Les coulisses de la ville-musée

“Paris est une ville somptueuse, qu’on offre à voir au monde entier, mais dans les coulisses, les souffrances sont réelles. Violences sociale et économique, cherté de la vie, air vicié, pression immobilière… J’aimais bien l’idée de confronter le Paris carte postale des bateaux-mouches et la métropole moderne, asphyxiante, où chacun s’agite en tous sens pour sauver sa peau, accomplir son destin… et où on fait du Airbnb pour s’en sortir. Ce décor à deux facettes était intéressant à filmer.
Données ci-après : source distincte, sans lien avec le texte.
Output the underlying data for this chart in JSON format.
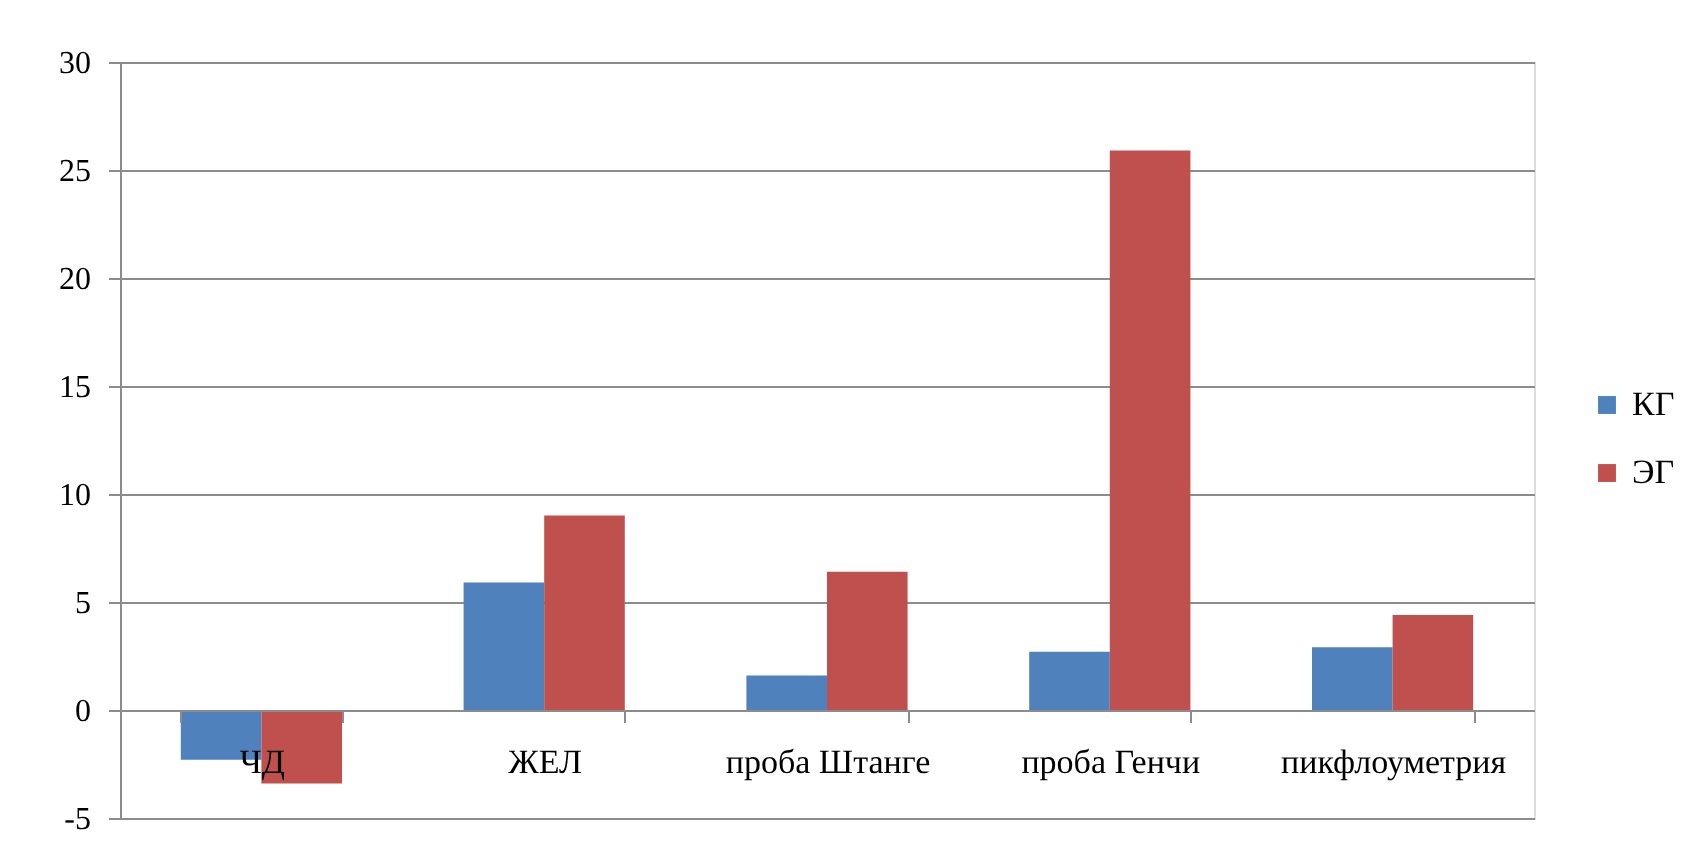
{
  "chart_data": {
    "type": "bar",
    "categories": [
      "ЧД",
      "ЖЕЛ",
      "проба Штанге",
      "проба Генчи",
      "пикфлоуметрия"
    ],
    "series": [
      {
        "name": "КГ",
        "color": "#4f81bd",
        "values": [
          -2.3,
          5.9,
          1.6,
          2.7,
          2.9
        ]
      },
      {
        "name": "ЭГ",
        "color": "#c0504d",
        "values": [
          -3.4,
          9.0,
          6.4,
          25.9,
          4.4
        ]
      }
    ],
    "ylim": [
      -5,
      30
    ],
    "yticks": [
      -5,
      0,
      5,
      10,
      15,
      20,
      25,
      30
    ],
    "grid": "y",
    "legend": "right"
  }
}
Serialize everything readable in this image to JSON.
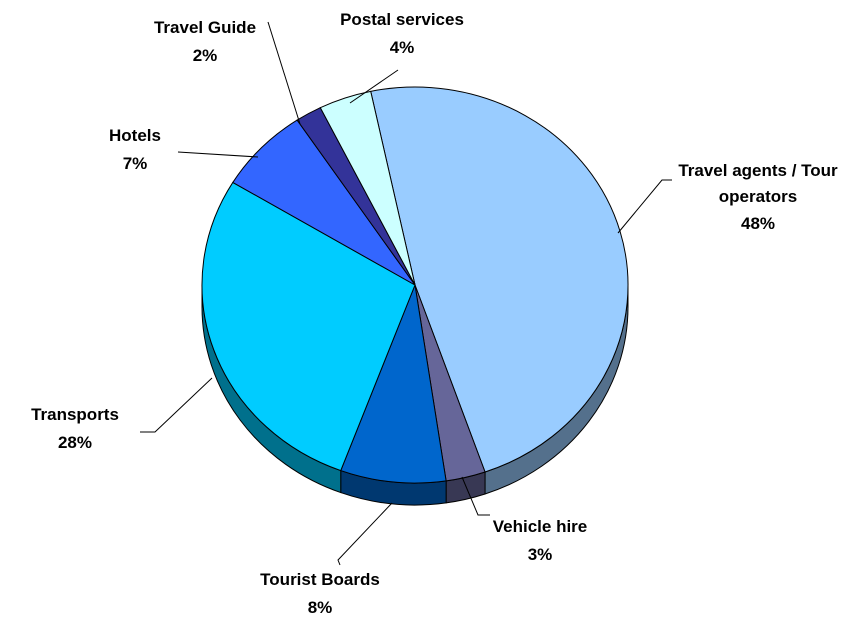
{
  "chart_data": {
    "type": "pie",
    "categories": [
      "Travel agents / Tour operators",
      "Vehicle hire",
      "Tourist Boards",
      "Transports",
      "Hotels",
      "Travel Guide",
      "Postal services"
    ],
    "values": [
      48,
      3,
      8,
      28,
      7,
      2,
      4
    ],
    "value_labels": [
      "48%",
      "3%",
      "8%",
      "28%",
      "7%",
      "2%",
      "4%"
    ],
    "colors": [
      "#99ccff",
      "#666699",
      "#0066cc",
      "#00ccff",
      "#3366ff",
      "#333399",
      "#ccffff"
    ]
  }
}
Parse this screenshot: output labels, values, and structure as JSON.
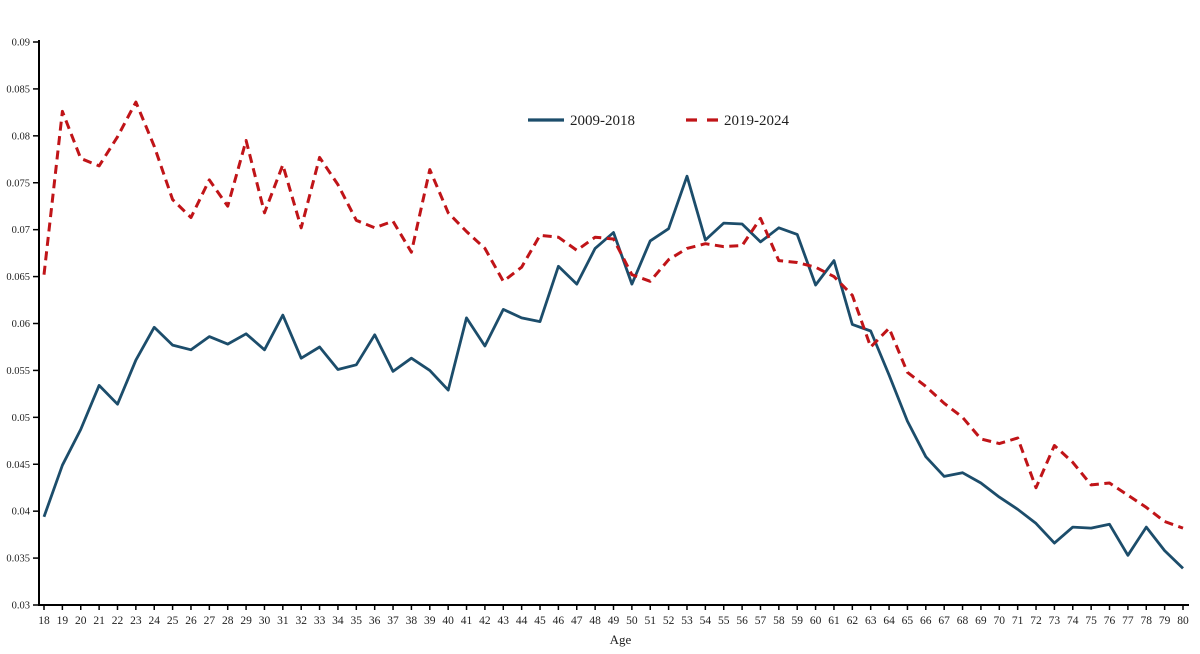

Jean incarne cette dualité : sous le beau costume du capitaine, il y a aussi un homme victime de la pression économique et sociale, qui lutte pour rester digne.”

 

Combinaison d’énergies

“Avec Philippe Rebbot, c’est le troisième film que nous faisons ensemble. C’est un ami, un poète rare. Il a une élégance folle, celle qui consiste à faire jaillir l’humour de la mélancolie. Il y a chez lui le fantôme de comédiens qui ont hanté mon enfance, Pierre Richard ou Patrick Dewaere. Des présences bien différentes évidemment, mais toutes deux fondatrices de mon désir de cinéma. Dans Temps de chien !, il se montre très grand acteur, précis, généreux, dans un alliage précieux d’abandon et de maîtrise. Comme c’est un film de duo, il fallait aussi trouver la bonne combinaison d’énergies entre les partenaires. Je suis comblé par la composition de Pablo Pauly, qui a complètement électrisé le personnage de Victor. Depuis mes débuts, j’essaie de raconter la détresse de personnages sous une forme quelque peu burlesque. J’aime bien le terme de ‘fantaisie dramatique’ pour définir l’équilibre que je recherche entre comédie et tragédie.”